By Steven Mufson
Washington Post Staff Writer
Wednesday, February 20, 2008
The price of crude oil closed over $100 for the first time yesterday on the New York Mercantile Exchange, rattling stock markets and marking a milestone in the relentless rise in petroleum prices over the past five years.
The high oil price, which rivals the inflation-adjusted peak set during the early days of the Iran-Iraq war nearly three decades ago, has drained cash from the pockets of consumers just when the slowing economy could use a spending boost. And it reinforced fears that oil prices, which have long fluctuated with political and economic cycles, may never again drop to past levels.
The price hit a new high of $100.10 a barrel before settling at $100.01 a barrel, up $4.51, when the market closed at 2:30 p.m. The price in late electronic trading dropped only slightly, to $99.99 a barrel.

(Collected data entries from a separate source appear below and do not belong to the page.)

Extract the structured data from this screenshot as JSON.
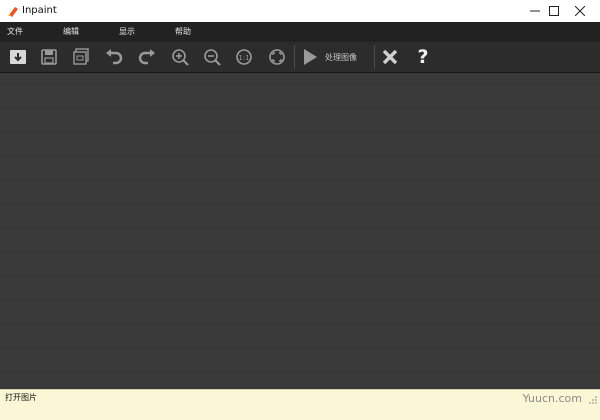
{
  "window": {
    "title": "Inpaint"
  },
  "menu": {
    "items": [
      "文件",
      "编辑",
      "显示",
      "帮助"
    ]
  },
  "toolbar": {
    "buttons": [
      "open-icon",
      "save-icon",
      "save-as-icon",
      "undo-icon",
      "redo-icon",
      "zoom-in-icon",
      "zoom-out-icon",
      "actual-size-icon",
      "fit-icon"
    ],
    "process_label": "处理图像",
    "close_icon": "close-icon",
    "help_label": "?"
  },
  "status": {
    "text": "打开图片"
  },
  "watermark": {
    "text": "Yuucn.com"
  },
  "colors": {
    "menubar": "#222222",
    "toolbar": "#2c2c2c",
    "workspace": "#3a3a3a",
    "status": "#fbf6d6"
  }
}
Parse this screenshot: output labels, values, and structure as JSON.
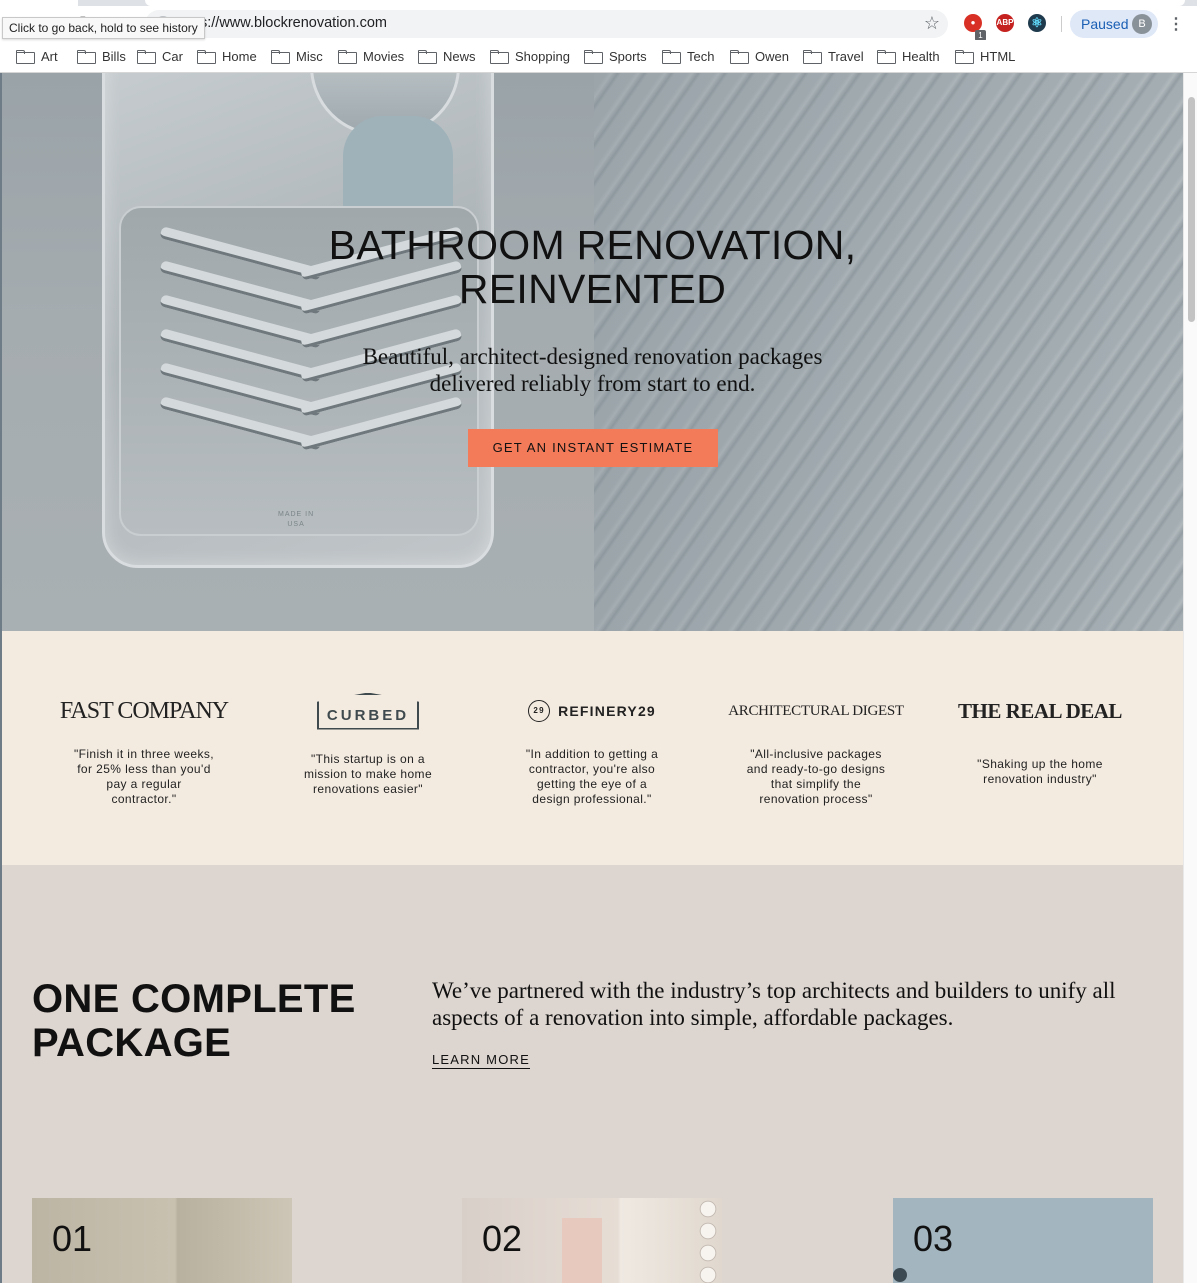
{
  "browser": {
    "url": "https://www.blockrenovation.com",
    "url_visible": "s://www.blockrenovation.com",
    "tooltip": "Click to go back, hold to see history",
    "extension_badge": "1",
    "extension_abp": "ABP",
    "profile_label": "Paused",
    "profile_initial": "B",
    "bookmarks": [
      "Art",
      "Bills",
      "Car",
      "Home",
      "Misc",
      "Movies",
      "News",
      "Shopping",
      "Sports",
      "Tech",
      "Owen",
      "Travel",
      "Health",
      "HTML"
    ]
  },
  "hero": {
    "title_line1": "BATHROOM RENOVATION,",
    "title_line2": "REINVENTED",
    "subtitle_line1": "Beautiful, architect-designed renovation packages",
    "subtitle_line2": "delivered reliably from start to end.",
    "cta_label": "GET AN INSTANT ESTIMATE",
    "tray_stamp_line1": "MADE IN",
    "tray_stamp_line2": "USA",
    "cta_color": "#f47b5a"
  },
  "press": [
    {
      "logo": "FAST COMPANY",
      "quote": "\"Finish it in three weeks, for 25% less than you'd pay a regular contractor.\""
    },
    {
      "logo": "CURBED",
      "quote": "\"This startup is on a mission to make home renovations easier\""
    },
    {
      "logo": "REFINERY29",
      "logo_mark": "29",
      "quote": "\"In addition to getting a contractor, you're also getting the eye of a design professional.\""
    },
    {
      "logo": "ARCHITECTURAL DIGEST",
      "quote": "\"All-inclusive packages and ready-to-go designs that simplify the renovation process\""
    },
    {
      "logo": "THE REAL DEAL",
      "quote": "\"Shaking up the home renovation industry\""
    }
  ],
  "package": {
    "title_line1": "ONE COMPLETE",
    "title_line2": "PACKAGE",
    "description": "We’ve partnered with the industry’s top architects and builders to unify all aspects of a renovation into simple, affordable packages.",
    "learn_more": "LEARN MORE",
    "cards": [
      "01",
      "02",
      "03"
    ]
  },
  "colors": {
    "press_bg": "#f4ebe0",
    "package_bg": "#ddd5cf",
    "profile_text": "#1a5fb4"
  }
}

The oil price increase erased a 157-point rally in the Dow Jones industrial average, hurting the shares of retailers and technology firms as investors worried that consumer spending could be diverted to gasoline pumps from stores.
The rapid 4.7 percent price increase yesterday was spurred in part by concern about crude oil supplies. The president of the Organization of the Petroleum Exporting Countries, Chakib Khelil, said last week that there was no need to boost production to dampen high prices. Instead, he and other oil ministers have suggested that OPEC might even cut output at its March 5 meeting to make sure that an economic slowdown in the United States doesn't lower prices.
In addition, traders fretted that political violence in Nigeria and Iraq could disrupt exports from those nations.
But with U.S. stocks of crude oil and refined products comfortably within historical ranges, and with signs that U.S. gasoline consumption has stopped growing, analysts said yesterday's jump in prices was caused by financial factors as much as supply.
As the price on the New York Mercantile Exchange, or Nymex, neared $100, financial institutions scrambled to buy oil supplies to cover options they had sold. Those options gave other investors or refiners the right to buy crude oil at $100 a barrel.
"The bank has to buy to cover itself. That only accentuates prices going higher," said Adam Robinson, an oil analyst at Lehman Brothers. He added that patterns in the prices and volumes of options suggested that oil producers who might normally sell at these high prices were waiting in hope the prices would go even higher.
"Producers are sitting on the sidelines," Robinson said.
An explosion and fire at a small Texas refinery on Monday had no effect on crude prices, but it helped drive up gasoline prices on futures markets. The price of gasoline for March delivery jumped 10.93 cents a gallon, to $2.60 a gallon.
The spike in oil prices boosted the share prices for big oil companies such as Exxon Mobil, which has a lot of oil production of its own. But it hurt airlines, which need to buy jet fuel, and refiners, which need to buy crude oil.
"We're not pleased about $100 a barrel oil," said Bill Day, a spokesman for Valero Energy, the nation's biggest independent refiner. Valero has no crude oil production of its own and needs to buy crude for its refineries, which have 3.1 million barrels a day of capacity. "We've seen oil prices increase dramatically since last spring," Day said. "Back then, oil was $65 a barrel. Today it's $100, and gasoline is less expensive. What that means is that . . . refiners get squeezed."
Yesterday was the third time the price of crude oil had poked through the $100 barrier, but it was the biggest move over that line. On Jan. 2, there was one trade for 1,000 barrels of crude oil, the standard-size lot traded on the Nymex. The trade was dismissed by many as a novelty or prank. On Jan. 3, however, 4,000 lots were traded above $100 a barrel, though the price eventually ended up below that mark.
There were 400 separate trades yesterday above $100 a barrel, according to Kyle Decker, spokesman for Nymex. He did not say how many lots were involved.
Kateri Callahan, president of the Alliance to Save Energy, said the new price milestone was "another sign that energy prices are going to continue to be a big factor in people's lives." She said that "while consumers can't control the prices they pay for energy, they can certainly control their monthly bills by using less."